Les délégations de l’Ukraine, de la Russie et des États-Unis lors de la première journée de négociations trilatérales à Genève. Photo: REUTERS |
Les délégations ont travaillé environ six heures lors de la première journée, puis deux heures le lendemain, dans trois tours: Russie-États-Unis, Russie-Ukraine et Russie-États-Unis-Ukraine.
La délégation russe était conduite par Vladimir Medinsky, assisté du vice-ministre russe des Affaires étrangères Mikhail Galuzin et du chef du renseignement militaire russe, l’amiral Igor Kostyukov.
La partie américaine était représentée par l’émissaire spécial Steve Witkoff, accompagné de l’homme d’affaires Jared Kushner.
La délégation ukrainienne était dirigée par Rustem Umerov, secrétaire du Conseil de sécurité et de défense nationale.

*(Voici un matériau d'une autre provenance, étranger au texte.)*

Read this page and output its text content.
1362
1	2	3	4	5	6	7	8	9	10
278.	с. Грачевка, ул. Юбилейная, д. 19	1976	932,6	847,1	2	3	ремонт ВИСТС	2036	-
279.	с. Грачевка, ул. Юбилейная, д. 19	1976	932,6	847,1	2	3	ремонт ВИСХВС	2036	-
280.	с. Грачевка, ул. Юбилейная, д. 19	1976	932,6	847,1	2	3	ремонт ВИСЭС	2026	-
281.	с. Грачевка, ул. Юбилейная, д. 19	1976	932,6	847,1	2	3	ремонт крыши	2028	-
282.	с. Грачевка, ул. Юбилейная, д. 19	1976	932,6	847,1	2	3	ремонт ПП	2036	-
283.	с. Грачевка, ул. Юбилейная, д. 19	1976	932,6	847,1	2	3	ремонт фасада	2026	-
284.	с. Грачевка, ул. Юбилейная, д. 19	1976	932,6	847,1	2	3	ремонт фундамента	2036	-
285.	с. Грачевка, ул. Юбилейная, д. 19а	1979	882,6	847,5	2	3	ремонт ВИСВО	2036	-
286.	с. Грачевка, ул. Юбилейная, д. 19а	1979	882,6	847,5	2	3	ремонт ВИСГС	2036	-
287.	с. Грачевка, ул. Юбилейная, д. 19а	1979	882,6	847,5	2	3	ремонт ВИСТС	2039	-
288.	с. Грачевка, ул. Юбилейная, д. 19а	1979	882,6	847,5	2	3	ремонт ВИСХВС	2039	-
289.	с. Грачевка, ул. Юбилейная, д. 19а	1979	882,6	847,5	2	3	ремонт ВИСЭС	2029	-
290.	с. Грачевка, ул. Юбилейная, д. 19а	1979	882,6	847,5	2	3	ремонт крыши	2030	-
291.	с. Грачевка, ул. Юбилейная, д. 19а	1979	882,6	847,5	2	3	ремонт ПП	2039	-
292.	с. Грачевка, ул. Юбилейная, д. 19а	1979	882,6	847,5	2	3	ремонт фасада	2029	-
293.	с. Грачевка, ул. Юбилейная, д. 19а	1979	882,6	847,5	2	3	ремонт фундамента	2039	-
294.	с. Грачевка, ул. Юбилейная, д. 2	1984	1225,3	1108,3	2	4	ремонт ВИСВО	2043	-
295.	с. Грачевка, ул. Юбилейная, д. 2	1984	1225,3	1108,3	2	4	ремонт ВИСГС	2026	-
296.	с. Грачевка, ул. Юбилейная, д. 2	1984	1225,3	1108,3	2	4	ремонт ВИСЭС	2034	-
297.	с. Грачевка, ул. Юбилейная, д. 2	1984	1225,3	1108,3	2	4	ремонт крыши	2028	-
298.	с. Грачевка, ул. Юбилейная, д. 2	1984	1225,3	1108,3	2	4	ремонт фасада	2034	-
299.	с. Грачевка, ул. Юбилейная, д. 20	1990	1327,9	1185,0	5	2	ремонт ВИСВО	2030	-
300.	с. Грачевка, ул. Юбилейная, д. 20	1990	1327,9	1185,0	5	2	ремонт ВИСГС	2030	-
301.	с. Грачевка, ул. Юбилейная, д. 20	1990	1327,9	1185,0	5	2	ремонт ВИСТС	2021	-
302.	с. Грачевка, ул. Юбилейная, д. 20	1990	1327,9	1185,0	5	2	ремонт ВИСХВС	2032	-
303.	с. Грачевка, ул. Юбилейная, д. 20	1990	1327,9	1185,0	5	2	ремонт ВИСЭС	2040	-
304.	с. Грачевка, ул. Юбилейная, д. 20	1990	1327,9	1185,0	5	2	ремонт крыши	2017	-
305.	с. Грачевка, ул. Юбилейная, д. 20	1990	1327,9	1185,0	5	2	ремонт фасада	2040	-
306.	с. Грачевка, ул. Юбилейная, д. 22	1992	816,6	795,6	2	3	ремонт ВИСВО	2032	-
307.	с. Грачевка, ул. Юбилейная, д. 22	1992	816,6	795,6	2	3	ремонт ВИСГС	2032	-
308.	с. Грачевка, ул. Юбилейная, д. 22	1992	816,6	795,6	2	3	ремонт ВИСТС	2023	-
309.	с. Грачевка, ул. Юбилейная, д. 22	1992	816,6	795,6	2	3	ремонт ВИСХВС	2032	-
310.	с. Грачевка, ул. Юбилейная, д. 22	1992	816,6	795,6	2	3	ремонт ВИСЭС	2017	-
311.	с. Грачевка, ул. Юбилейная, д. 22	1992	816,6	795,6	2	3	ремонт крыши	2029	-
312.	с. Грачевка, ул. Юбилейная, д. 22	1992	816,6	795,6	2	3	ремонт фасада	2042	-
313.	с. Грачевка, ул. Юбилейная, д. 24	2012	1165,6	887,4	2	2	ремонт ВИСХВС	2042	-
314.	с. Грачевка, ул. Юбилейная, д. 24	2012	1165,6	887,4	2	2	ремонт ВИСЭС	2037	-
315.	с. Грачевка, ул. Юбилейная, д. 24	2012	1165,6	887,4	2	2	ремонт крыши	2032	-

Alors que les précédents cycles de discussions à Abou Dhabi portaient essentiellement sur les questions militaires, l’agenda genevois a été élargi aux modalités de contrôle et au statut des territoires.
Selon Kiev, une certaine unanimité a été trouvée sur les mécanismes de surveillance d’un éventuel cessez-le-feu, mais les sujets politiques, notamment territoriaux et liés aux sanctions, restent sans solution définitive.
Côté russe, le porte-parole du Kremlin Dmitri Peskov a estimé qu’il était prématuré d’évaluer les résultats, précisant que le président Vladimir Poutine recevra un rapport détaillé de la délégation.
Aucune information n’a encore été communiquée sur le lieu du prochain cycle de négociations.